The COVID-19 coronavirus has sent stock markets crashing the world over, and economies are already feeling the effect of widespread quarantine measures that limit movement and close businesses.
Analysts from Jefferies have concluded that while there will be few supply disruptions from COVID-19, the biggest impact for EU pharma will be drug launches.
There could also be an impact from treatment interruptions for in-office or hospital administered drugs because of fewer patient visits, and regulatory and clinical trial delays.
Novo Nordisk’s launch of its Rybelsus (semaglutide) type 2 diabetes pill stands out on a list of new and recent launches that could be disrupted by the virus, with estimated sales of 3.555 billion Danish kroner ($524 million) at stake.
AstraZeneca’s European launch of Calquence for chronic lymphocytic leukaemia could also be disrupted, with estimated sales of $444 million at risk.
Analysts point to a decline in earnings per share of around 1% for the big European pharma companies – AstraZeneca, GlaxoSmithKline, Novartis, Novo Nordisk, Roche, and Sanofi.
This assumes a 10% reduction in in-office or hospital sales over a two-month period.

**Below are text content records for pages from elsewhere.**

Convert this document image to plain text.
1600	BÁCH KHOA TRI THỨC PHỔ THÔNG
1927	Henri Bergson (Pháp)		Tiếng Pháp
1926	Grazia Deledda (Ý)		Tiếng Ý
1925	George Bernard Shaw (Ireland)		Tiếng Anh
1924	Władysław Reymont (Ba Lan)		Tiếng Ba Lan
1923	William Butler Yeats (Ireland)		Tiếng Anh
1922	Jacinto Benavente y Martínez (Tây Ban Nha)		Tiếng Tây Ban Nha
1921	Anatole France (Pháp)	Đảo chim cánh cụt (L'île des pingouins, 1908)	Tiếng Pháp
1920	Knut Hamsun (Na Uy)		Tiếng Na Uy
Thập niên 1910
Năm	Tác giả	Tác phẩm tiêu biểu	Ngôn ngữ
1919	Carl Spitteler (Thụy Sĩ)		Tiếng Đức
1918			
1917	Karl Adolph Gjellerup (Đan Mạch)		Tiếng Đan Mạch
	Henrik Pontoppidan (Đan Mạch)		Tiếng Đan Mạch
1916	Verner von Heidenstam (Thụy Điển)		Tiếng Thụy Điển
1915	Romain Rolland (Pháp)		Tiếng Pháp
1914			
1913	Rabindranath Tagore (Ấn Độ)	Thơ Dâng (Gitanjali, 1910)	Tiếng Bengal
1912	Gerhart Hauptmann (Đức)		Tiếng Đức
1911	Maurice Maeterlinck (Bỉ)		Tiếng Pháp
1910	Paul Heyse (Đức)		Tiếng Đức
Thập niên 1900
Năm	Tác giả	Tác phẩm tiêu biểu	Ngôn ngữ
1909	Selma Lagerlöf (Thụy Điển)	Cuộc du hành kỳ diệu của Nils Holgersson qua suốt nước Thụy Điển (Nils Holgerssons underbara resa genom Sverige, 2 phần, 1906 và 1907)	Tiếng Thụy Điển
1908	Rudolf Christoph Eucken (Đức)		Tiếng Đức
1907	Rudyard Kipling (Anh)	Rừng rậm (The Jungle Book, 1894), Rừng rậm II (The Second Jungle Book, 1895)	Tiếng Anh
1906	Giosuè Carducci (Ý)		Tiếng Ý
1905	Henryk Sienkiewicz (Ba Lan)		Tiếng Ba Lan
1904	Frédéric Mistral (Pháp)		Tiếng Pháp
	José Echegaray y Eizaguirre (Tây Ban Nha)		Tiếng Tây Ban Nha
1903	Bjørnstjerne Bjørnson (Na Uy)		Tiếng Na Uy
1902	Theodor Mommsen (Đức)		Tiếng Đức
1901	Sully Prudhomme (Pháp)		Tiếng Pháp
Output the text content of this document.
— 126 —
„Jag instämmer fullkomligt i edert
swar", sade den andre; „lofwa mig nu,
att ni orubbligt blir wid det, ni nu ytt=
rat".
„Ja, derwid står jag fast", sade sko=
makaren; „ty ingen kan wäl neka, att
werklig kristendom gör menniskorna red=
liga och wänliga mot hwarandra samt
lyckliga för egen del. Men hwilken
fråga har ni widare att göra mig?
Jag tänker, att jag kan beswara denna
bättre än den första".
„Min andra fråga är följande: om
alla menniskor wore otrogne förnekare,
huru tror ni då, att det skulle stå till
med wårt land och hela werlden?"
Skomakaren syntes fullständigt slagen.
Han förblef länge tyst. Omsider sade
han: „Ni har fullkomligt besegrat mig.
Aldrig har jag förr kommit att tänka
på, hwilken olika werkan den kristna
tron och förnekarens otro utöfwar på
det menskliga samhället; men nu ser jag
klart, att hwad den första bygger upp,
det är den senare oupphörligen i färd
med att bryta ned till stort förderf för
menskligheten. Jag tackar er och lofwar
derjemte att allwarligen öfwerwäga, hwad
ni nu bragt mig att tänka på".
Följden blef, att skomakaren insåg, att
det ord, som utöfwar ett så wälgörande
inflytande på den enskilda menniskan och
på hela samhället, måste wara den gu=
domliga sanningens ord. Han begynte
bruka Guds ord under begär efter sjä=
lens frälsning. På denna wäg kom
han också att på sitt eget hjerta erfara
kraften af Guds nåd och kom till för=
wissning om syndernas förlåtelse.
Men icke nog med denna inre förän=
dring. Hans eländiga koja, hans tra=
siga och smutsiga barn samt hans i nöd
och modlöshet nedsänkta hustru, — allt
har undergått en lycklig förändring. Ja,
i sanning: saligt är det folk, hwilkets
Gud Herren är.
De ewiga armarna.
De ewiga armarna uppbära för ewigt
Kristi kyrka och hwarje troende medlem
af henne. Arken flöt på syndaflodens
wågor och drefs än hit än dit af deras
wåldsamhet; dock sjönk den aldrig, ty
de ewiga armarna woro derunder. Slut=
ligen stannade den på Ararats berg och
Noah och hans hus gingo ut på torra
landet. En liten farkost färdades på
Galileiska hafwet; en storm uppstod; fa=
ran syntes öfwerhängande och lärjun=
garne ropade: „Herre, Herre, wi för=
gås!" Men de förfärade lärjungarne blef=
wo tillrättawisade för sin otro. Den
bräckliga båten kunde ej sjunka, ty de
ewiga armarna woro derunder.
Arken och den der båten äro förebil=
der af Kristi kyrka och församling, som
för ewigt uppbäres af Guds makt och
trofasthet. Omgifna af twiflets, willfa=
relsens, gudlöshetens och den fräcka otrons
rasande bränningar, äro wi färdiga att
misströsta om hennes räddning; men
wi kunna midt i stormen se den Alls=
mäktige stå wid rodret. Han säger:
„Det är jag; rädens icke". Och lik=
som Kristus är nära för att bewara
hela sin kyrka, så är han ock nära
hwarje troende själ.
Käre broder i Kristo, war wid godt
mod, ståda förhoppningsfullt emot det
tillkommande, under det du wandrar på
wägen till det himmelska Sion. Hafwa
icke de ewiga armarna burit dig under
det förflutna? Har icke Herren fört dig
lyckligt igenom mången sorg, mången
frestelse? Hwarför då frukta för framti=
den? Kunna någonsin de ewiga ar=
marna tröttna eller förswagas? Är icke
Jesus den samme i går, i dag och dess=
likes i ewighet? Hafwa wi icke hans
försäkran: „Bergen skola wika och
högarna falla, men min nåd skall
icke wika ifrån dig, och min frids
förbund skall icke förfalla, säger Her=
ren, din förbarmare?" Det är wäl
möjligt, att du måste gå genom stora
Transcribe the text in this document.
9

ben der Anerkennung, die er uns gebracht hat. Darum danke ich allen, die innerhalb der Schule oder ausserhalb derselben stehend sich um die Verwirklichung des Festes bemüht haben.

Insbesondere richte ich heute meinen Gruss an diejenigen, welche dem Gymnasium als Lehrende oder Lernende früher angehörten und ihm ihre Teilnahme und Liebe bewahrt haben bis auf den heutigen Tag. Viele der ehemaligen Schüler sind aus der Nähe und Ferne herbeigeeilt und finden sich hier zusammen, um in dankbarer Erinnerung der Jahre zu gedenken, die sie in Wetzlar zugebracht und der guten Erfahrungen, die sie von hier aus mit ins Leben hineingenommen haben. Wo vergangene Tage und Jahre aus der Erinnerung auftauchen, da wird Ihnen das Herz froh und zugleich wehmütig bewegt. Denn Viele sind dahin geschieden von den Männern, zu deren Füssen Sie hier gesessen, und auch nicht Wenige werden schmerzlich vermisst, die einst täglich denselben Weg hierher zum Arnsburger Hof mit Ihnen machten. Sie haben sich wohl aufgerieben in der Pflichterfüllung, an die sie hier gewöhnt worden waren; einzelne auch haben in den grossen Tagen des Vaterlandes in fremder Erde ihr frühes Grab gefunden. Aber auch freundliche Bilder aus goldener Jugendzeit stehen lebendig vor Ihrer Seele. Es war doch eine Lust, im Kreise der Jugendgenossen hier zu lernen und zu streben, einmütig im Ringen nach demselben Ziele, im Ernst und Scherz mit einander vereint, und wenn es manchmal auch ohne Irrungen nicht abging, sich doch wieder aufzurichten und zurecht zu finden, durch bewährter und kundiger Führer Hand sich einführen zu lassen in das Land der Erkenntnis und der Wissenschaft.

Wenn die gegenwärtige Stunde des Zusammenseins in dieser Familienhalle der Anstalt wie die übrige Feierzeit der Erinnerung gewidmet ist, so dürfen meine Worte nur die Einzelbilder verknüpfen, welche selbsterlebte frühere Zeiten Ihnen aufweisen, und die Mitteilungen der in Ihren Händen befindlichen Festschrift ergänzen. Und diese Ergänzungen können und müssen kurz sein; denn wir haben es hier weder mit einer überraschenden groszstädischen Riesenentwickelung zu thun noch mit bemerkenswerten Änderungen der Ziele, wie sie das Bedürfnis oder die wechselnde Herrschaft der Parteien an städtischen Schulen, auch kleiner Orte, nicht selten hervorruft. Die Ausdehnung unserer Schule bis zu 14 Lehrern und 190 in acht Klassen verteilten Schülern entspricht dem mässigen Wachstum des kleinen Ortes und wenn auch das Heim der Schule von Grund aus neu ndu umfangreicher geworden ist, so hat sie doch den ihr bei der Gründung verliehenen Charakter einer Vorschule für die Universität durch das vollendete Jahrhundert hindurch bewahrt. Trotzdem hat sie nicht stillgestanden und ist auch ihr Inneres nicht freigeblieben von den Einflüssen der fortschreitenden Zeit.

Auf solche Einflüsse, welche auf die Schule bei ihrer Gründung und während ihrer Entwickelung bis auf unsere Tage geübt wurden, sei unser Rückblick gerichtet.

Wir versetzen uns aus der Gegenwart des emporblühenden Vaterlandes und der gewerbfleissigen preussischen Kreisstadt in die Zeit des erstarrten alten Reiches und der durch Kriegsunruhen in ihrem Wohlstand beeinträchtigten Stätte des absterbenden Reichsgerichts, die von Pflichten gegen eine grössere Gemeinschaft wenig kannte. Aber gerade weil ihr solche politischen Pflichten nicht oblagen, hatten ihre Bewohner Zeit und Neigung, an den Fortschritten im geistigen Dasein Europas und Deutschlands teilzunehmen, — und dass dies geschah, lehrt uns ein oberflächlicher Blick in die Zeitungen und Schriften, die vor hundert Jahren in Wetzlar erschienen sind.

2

An unlikely worst-case scenario, assuming a 30% fall in sales in this group for three months cuts EPS for Roche by 11%, followed by Sanofi (-8%), GSK (-7%), AZ (-4%), Novartis (-2.5%) and Novo (-1.2%).
There are also a string of regulatory decisions that could be affected – such as Roche’s risdiplam for spinal muscular atrophy.
AZ also has several drugs under review with the FDA including a new prostate cancer indication for the PARP drug Lynparza.
There is also the potential for advisory board meetings to be disrupted – these are convened by the FDA to guide decision making on important drugs and give a good indication as to whether they will get approved.
The meeting highlighted by Jefferies is to discuss a label extension for GSK’s important respiratory drug Trelegy Ellipta on 21 April.
A potential delay to a factory in Malaysia producing Biocon and Mylan’s Lantus biosimilar, could be a positive for Sanofi as it could put off further rivalry for its insulin, which is already facing competition in the US.
There is anecdotal evidence that clinical trials are already being disrupted, with issues recruiting patients for phase 1 trials.
Some companies have also stopped recruiting patients in the worst-hit countries such as Italy and China.
But Jefferies concluded that no EU pharma will benefit from the outbreak – even those who make respiratory drugs, or tests or potential therapies for the disease.